There were a couple of garbage-time power plays for the Leafs with their goalie pulled, but their real man-advantage opportunity to get themselves back into the game came with nine minutes left. The best scoring chance was Pettersson ringing the iron shorthanded.
The Leafs’ special teams have not stood the test of stiff competition lately. Since the schedule turned difficult starting with the Islanders game, the Leafs have allowed six goals on 16 kills (62.5%) and they’ve scored just one goal on 13 power-play opportunities (7.7%). It’s sunk them during this 1-4-1 stretch.
10. Overall, the Leafs were not second-best in this game at five-on-five by any means, but they did not win the goaltending battle and lost the special-teams matchup, making it awfully difficult to beat the best offense in the league. In terms of game management and the little games within the game, their starts to the first and third periods when the game was most in the balance were disappointing. Their end of the second period was a back-breaker.
The Leafs are struggling to find answers on the blue line right now outside of the dependability of Rielly and McCabe (and, for the most part, Benoit in a lesser role). They are working through issues related to the relative inexperience among their left-wing forward options (plus Bertuzzi’s snakebitten-ness), and they still haven’t figured out their third line. A 27th-ranked PK on top of their five-on-five warts defensively is going to make them especially unserious as contenders. They have been lit up by the higher-end power plays for most of the season.

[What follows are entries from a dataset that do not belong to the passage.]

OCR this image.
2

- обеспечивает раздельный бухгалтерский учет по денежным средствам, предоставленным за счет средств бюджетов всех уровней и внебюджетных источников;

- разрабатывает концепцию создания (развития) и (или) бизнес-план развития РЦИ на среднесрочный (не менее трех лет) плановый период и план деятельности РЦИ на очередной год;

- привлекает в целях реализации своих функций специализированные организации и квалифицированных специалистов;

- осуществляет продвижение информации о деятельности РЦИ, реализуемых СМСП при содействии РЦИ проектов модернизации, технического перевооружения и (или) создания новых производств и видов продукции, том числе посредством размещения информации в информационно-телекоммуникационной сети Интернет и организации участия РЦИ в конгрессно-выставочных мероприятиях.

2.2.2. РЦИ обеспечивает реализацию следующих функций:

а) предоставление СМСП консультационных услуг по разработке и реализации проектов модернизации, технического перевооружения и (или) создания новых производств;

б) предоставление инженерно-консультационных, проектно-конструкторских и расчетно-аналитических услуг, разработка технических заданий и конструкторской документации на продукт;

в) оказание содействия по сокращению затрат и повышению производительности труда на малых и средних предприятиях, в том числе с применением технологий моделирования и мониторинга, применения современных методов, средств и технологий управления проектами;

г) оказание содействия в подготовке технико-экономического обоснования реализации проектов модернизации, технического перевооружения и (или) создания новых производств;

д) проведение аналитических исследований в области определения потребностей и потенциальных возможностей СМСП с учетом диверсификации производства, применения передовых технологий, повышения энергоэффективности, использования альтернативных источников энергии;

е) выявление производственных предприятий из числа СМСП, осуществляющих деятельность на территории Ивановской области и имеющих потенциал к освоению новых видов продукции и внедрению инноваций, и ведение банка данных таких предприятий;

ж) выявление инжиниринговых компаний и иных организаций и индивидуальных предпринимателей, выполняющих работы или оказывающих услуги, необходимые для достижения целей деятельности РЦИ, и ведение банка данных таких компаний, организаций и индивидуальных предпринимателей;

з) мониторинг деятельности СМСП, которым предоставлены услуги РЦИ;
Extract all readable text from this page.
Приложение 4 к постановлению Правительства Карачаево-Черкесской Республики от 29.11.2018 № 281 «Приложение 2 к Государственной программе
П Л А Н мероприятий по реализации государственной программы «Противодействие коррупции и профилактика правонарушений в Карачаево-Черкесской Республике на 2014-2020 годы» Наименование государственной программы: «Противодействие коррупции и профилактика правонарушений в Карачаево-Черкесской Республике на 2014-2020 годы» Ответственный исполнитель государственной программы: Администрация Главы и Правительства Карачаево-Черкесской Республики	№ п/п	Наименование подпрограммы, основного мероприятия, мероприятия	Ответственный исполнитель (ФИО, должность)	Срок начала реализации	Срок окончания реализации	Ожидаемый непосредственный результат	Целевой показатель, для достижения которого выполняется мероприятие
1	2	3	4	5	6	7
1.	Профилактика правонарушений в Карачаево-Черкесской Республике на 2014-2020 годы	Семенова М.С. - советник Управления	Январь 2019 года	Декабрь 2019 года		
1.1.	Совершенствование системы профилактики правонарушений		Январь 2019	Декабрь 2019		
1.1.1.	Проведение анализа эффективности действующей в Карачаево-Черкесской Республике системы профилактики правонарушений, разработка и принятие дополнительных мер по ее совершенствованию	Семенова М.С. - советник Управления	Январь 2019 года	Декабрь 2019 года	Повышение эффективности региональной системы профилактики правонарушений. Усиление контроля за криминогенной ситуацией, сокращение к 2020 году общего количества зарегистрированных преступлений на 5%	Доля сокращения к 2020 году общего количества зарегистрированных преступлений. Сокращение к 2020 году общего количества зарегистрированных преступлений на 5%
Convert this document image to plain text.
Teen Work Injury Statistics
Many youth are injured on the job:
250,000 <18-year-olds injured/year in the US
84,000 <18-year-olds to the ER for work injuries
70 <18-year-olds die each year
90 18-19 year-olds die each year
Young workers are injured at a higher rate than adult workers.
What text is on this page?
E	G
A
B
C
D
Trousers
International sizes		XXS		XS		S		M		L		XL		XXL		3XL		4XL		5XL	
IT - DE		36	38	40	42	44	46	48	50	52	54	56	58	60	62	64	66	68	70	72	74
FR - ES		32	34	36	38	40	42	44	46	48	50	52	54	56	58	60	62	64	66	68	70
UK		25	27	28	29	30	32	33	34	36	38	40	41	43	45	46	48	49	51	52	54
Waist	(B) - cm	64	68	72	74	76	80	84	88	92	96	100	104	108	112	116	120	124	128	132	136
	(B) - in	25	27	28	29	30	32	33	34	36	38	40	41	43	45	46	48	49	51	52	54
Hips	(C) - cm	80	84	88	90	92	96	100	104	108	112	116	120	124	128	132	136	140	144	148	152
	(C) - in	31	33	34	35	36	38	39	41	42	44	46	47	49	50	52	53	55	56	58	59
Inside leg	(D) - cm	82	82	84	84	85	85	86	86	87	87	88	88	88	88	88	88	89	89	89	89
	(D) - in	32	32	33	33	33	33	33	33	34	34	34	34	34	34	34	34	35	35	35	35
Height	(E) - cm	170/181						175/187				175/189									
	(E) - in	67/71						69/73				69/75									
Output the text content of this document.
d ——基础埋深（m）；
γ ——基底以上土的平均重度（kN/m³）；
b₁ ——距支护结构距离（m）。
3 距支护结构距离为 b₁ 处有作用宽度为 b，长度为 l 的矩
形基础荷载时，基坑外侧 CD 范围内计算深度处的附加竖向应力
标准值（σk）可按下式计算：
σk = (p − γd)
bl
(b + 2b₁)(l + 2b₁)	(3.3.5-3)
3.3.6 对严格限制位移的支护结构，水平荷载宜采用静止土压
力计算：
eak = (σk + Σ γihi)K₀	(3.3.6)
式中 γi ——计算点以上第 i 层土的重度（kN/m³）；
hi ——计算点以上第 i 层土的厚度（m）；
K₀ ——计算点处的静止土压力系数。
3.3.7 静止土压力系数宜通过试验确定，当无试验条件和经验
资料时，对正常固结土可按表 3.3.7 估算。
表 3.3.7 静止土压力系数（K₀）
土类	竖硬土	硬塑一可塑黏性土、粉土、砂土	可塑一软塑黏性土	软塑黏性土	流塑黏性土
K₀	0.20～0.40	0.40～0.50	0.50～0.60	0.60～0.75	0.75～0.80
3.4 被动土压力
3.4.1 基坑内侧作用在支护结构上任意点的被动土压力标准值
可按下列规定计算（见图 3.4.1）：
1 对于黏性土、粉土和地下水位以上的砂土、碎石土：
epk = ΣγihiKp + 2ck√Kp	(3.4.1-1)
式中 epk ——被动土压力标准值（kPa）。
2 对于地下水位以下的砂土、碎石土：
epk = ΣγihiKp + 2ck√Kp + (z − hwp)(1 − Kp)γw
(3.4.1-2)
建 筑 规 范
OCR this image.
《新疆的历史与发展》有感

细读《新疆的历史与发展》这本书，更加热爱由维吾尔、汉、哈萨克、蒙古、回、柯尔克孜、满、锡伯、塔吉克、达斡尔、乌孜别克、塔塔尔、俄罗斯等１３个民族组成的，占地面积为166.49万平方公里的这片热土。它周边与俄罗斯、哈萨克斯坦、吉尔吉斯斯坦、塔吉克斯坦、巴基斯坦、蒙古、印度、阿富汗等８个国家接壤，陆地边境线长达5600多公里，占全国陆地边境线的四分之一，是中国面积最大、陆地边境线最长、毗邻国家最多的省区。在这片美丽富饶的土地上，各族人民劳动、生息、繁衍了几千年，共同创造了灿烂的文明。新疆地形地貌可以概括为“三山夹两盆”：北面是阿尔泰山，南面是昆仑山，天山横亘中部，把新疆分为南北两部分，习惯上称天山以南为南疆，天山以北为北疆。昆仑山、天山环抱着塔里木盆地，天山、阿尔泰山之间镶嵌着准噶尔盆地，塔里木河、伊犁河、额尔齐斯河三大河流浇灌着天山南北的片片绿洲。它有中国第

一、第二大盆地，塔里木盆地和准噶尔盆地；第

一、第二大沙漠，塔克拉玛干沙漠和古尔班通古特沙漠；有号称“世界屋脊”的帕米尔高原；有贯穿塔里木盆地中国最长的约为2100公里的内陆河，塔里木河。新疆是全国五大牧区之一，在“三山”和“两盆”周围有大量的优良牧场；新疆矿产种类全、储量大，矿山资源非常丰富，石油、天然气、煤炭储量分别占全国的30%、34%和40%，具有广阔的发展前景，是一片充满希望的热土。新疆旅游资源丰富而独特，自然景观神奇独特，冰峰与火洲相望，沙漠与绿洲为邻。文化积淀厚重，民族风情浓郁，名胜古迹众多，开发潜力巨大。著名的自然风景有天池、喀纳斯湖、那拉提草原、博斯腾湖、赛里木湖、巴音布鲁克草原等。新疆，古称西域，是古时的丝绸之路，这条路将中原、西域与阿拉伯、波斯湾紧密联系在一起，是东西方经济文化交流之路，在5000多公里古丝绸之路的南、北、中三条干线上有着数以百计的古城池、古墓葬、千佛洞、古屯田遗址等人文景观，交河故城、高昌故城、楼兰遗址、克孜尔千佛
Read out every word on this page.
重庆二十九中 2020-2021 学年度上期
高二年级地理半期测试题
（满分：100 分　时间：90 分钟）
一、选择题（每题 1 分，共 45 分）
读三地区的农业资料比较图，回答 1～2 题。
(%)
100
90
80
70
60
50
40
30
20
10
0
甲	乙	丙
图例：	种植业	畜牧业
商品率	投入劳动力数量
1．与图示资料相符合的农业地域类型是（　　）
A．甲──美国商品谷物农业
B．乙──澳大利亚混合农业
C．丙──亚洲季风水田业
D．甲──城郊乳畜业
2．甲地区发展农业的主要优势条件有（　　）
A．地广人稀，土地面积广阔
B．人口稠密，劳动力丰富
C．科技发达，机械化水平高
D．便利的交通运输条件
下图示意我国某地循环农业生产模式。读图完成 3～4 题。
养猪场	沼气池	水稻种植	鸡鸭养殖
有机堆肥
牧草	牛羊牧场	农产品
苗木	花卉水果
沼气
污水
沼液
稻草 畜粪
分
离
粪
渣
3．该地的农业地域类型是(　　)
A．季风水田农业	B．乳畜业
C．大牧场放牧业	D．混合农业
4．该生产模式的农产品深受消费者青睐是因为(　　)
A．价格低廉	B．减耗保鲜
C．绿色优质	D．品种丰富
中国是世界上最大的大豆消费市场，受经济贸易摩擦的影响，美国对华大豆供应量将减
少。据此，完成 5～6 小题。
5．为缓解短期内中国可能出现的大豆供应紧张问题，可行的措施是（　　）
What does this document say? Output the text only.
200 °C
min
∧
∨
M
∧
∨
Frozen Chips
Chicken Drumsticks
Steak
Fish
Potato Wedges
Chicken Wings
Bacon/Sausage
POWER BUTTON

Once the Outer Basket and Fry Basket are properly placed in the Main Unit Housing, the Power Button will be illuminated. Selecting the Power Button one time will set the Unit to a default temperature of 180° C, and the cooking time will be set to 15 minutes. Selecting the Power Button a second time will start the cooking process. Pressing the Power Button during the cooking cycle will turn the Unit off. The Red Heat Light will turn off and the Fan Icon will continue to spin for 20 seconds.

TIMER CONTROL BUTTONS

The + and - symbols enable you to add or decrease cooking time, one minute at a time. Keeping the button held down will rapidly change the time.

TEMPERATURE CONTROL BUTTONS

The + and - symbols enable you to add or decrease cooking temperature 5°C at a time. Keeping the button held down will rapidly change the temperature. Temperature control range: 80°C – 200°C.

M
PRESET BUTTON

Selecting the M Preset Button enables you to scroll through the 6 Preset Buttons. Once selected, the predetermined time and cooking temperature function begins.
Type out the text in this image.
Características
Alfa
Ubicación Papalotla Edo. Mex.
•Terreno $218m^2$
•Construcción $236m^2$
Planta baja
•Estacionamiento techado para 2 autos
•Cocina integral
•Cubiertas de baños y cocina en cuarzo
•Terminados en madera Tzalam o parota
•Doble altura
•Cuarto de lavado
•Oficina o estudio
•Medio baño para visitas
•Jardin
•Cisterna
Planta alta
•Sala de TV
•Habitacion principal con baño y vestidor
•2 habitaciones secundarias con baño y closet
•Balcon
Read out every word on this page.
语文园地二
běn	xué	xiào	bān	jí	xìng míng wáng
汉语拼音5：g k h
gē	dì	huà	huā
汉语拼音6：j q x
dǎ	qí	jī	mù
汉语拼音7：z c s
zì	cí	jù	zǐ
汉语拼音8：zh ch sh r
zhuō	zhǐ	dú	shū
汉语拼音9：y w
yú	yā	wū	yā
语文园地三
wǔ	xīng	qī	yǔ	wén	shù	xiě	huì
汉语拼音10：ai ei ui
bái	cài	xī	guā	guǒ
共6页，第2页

No doubt, an additional defenseman who can handle tough minutes, move the puck, and kill penalties (a Tanev type) would help a great deal. So would a veteran LWer who can be dependable defensively, chip in offensively, and take a competent shift shorthanded. But the coaching staff has to get the special teams trending toward more competent territory in the meantime. It remains to be seen if help is coming.